Executive summary: Phase 2 pre-licensing vendor design review – Terrestrial Energy Inc.
Terrestrial Energy Incorporated (TEI) is designing the IMSR400, a 400-MWth (200-MWe) molten salt reactor. On May 9, 2018, the Canadian Nuclear Safety Commission (CNSC), as Canada’s nuclear regulator under the authority of the Nuclear Safety and Control Act, entered into an agreement with TEI to conduct a Phase 2 pre-licensing vendor design review (VDR) of the IMSR400.
A VDR is an optional service that the CNSC can provide at the request of a vendor. It is a high-level review of the proposed reactor design information and takes place during the design process while the design is still evolving. It is intended to provide timely feedback to the vendor on matters related to CNSC regulatory requirements and expectations. This can allow for early identification and resolution of potential regulatory or technical issues in the design and the design process, particularly those that could result in significant changes to the design.

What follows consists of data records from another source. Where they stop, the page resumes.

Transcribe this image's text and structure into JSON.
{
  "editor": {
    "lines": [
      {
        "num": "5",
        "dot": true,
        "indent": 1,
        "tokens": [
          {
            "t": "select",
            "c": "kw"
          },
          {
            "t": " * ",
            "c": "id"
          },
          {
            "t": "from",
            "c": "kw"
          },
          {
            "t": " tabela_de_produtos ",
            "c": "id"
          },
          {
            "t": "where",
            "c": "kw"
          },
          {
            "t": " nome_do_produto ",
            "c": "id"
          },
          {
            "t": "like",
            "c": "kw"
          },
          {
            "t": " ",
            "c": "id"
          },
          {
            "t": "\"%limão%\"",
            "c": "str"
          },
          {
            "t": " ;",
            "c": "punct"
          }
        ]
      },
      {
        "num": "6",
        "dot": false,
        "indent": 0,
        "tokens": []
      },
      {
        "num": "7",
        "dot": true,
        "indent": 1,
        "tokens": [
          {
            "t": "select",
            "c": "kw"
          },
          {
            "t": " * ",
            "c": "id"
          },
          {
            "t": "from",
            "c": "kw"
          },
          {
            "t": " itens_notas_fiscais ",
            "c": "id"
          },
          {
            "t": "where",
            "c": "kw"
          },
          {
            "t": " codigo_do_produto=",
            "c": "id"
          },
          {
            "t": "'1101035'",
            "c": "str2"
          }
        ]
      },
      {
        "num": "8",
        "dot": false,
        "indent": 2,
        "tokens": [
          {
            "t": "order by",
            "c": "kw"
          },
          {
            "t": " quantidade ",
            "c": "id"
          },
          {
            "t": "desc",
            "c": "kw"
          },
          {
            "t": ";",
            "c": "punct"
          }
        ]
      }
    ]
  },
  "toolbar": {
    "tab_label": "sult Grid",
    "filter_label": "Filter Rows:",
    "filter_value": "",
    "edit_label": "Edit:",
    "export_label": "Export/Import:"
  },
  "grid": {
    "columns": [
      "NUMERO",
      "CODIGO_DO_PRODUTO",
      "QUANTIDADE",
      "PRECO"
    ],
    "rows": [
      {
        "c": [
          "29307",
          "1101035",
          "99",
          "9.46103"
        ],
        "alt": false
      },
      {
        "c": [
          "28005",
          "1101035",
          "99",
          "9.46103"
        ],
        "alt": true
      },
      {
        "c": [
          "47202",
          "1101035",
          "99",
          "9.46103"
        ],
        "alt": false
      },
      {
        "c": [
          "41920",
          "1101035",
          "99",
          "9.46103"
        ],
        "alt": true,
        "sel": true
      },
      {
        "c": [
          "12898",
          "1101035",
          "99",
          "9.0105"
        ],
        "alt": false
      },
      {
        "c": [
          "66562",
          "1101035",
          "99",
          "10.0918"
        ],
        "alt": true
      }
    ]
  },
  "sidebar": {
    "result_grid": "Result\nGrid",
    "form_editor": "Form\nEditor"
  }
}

This service does not certify a reactor design, nor does it involve the issuance of a licence under the Nuclear Safety and Control Act. It is not required as part of the licensing process for a new nuclear reactor facility. The conclusions of a VDR do not bind or otherwise influence decisions made by the Commission, with whom the authority resides to issue licences for nuclear reactor facilities. The CNSC’s licensing processes will require a more detailed review of the design and safety case for a specific licence application at a specific site.
The purpose of a Phase 2 VDR is to determine whether TEI understands CNSC regulatory requirements and the extent to which the reactor design meets those requirements as the design is further evolving. This phase focuses on identifying if any potentially fundamental barriers to licensing exist or are emerging. The VDR process is described in more detail in regulatory document REGDOC‑3.5.4, Pre-Licensing Review of a Vendor’s Reactor Design.
The Phase 2 VDR was carried out at the request of TEI and was a pre-project assessment of the IMSR400 design. The design is currently in progress and certain details have yet to be finalized and confirmed. As a result, many of CNSC staff’s findings and technical clarification requests that are documented in the report are related to work that would need to be completed to confirm certain aspects of the design or analysis.
This report outlines the CNSC staff review process, the assessment findings, and the conclusions of the review. Based on the documentation submitted, CNSC staff concluded the following:
- Overall, TEI understands and has correctly interpreted the high-level intent of the CNSC’s regulatory requirements for the design of reactor facilities in Canada.
- No fundamental barriers to licensing were identified within the completed review of the topical areas as part of the phase 2 VDR. The IMSR400 design requires further advancement in some areas for CNSC staff to confirm that it meets all Canadian regulatory expectations. TEI will be required to perform additional work to address the technical clarifications and findings raised in this review, should it or another proponent pursue a licence for the design.
The following is a summary of technical clarifications and findings that will require additional follow-up in any future review:
- More details are needed on some aspects of the reactor design to confirm the design defence-in-depth and safety functions, as well as to ensure that the design meets all Canadian regulatory expectations.
- Sensors and monitoring equipment have to be developed for several key plant parameters (e.g., molten salt chemistry). Once this is completed, the instrumentation and control system design will need to be finalized and the details provided.
- Further testing is required to demonstrate some modes of operation at low power. Details are needed since they may impact the shutdown system and start-up instrumentation design.
- The capability and effectiveness of the proposed means of reactor control and shutdown needs to be further demonstrated. Particularly, the reliance on the overall negative temperature reactivity coefficient. The negative coefficient will need to be verified for all conditions and circumstances to help support the proposed design for reactor shutdown.
- More details demonstrating the implementation of the System Engineering Program need to be provided.
- The knowledge gaps in the reactor chemistry need to be addressed, including:
- Operating specifications and potential phase changes
- Chemistry changes and monitoring
- Fission products retention and effects of impurities
- Potential interactions between molten salt and water if such interactions cannot be practicably eliminated
- Safety analyses demonstrating the effectiveness of passive safety systems, particularly the internal reactor vessel auxiliary cooling system (IRVACS), need to be performed.
- The validation and verification of the software tools used for the safety analyses need to be provided.
If this design is the subject of future VDR work or licence application reviews, these issues will be followed up by the CNSC.